Regardless of how we are shamed and why, it is easy to become convinced we are bad people and therefore unworthy of acceptance and belonging, even by God. The deeper the shame, the greater the sense of self-loathing. So many of us detest ourselves so much, we condemn ourselves to a lifetime of misery. But the worst thing about buying into shame is that it can make us believe we are beyond redemption.
We are not. We never can be. As children of God, created in his image and likeness, we are inherently worthy, and even the worst sin cannot take that away. Especially because there is no sin so great, God cannot forgive us for it. Moses and David were both murderers, the latter an adulterer to boot; both found forgiveness. Paul was the equivalent of an ISIS leader; God forgave him too. But the enemy does not want us to believe this truth because he wants us to think we are too terrible to be saved. Why did Judas kill himself? It was probably because his sense of shame was so great that he felt he didn’t deserve salvation!
So, what do we do? How do we deal with shame? By coming out into the open. When we are ashamed of ourselves, our instinctive reaction is to hide, just like Adam and Eve did. But God went looking for them, and he will come looking for us. Let us not try to conceal ourselves but come out before him, trusting in his love and mercy and compassion. And just like he clothed Adam and Eve, taking away their shame, he will clothe us and take away our shame too.

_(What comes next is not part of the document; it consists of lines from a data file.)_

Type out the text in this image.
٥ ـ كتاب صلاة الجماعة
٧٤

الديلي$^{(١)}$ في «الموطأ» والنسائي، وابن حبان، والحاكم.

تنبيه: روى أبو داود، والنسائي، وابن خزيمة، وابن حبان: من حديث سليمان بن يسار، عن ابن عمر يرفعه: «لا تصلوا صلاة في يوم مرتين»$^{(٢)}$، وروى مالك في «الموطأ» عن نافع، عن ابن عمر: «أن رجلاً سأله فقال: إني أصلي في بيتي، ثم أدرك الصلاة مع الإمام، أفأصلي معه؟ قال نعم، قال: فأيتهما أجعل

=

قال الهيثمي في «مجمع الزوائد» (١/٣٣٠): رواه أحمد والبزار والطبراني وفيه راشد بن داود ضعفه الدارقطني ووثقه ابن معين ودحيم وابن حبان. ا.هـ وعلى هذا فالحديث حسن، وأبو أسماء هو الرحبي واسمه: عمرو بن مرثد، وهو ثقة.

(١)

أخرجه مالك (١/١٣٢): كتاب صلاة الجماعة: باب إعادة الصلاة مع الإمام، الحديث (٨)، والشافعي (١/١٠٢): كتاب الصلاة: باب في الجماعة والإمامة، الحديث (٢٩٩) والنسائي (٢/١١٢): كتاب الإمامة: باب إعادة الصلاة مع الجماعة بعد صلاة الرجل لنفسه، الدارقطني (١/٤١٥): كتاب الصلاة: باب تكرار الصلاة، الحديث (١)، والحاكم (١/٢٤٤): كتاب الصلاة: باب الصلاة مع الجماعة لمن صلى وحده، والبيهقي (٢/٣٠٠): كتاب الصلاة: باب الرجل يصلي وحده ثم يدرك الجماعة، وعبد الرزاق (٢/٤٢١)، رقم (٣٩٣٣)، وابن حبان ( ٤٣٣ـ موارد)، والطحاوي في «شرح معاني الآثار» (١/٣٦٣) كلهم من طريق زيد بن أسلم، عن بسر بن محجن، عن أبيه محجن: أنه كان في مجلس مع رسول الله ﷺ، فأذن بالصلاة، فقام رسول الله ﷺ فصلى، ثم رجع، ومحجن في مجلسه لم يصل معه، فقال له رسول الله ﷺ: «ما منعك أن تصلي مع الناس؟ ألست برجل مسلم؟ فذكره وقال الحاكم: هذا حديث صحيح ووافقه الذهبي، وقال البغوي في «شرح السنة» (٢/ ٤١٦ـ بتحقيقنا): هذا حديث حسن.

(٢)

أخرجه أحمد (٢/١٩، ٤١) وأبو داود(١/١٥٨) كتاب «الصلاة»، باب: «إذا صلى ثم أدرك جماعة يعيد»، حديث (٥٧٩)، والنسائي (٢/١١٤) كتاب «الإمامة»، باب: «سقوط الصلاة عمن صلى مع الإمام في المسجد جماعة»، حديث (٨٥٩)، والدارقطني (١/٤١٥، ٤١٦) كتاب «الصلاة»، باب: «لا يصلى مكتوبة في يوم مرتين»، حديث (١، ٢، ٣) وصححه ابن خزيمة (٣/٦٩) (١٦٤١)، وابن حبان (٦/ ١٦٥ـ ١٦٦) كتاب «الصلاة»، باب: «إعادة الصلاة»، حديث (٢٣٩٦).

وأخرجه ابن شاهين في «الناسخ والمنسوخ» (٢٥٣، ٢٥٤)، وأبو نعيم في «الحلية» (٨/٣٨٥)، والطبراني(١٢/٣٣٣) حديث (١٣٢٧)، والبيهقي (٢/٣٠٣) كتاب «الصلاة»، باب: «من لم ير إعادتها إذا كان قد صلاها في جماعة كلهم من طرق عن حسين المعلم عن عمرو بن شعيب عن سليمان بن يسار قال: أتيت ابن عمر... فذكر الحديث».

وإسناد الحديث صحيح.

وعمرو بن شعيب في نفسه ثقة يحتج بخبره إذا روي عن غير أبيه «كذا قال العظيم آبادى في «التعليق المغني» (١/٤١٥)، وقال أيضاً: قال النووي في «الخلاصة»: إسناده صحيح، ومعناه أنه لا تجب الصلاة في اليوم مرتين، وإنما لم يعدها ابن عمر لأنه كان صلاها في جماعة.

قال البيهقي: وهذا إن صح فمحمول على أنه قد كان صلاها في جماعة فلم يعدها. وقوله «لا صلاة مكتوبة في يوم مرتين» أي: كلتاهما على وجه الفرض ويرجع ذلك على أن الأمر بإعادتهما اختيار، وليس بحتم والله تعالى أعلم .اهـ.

God is looking for you at this very moment as you read this. Be courageous and come out of hiding. Even as you expose your soul to him in all its transparency, he will bring healing and wholeness to you. And if you are in a position of a leader—be it as a parent, an educator, a boss, or a pastor, or whatever—remember that correction is often not just needed but necessary. However, ensure you do this with kindness and love in the spirit that God himself would.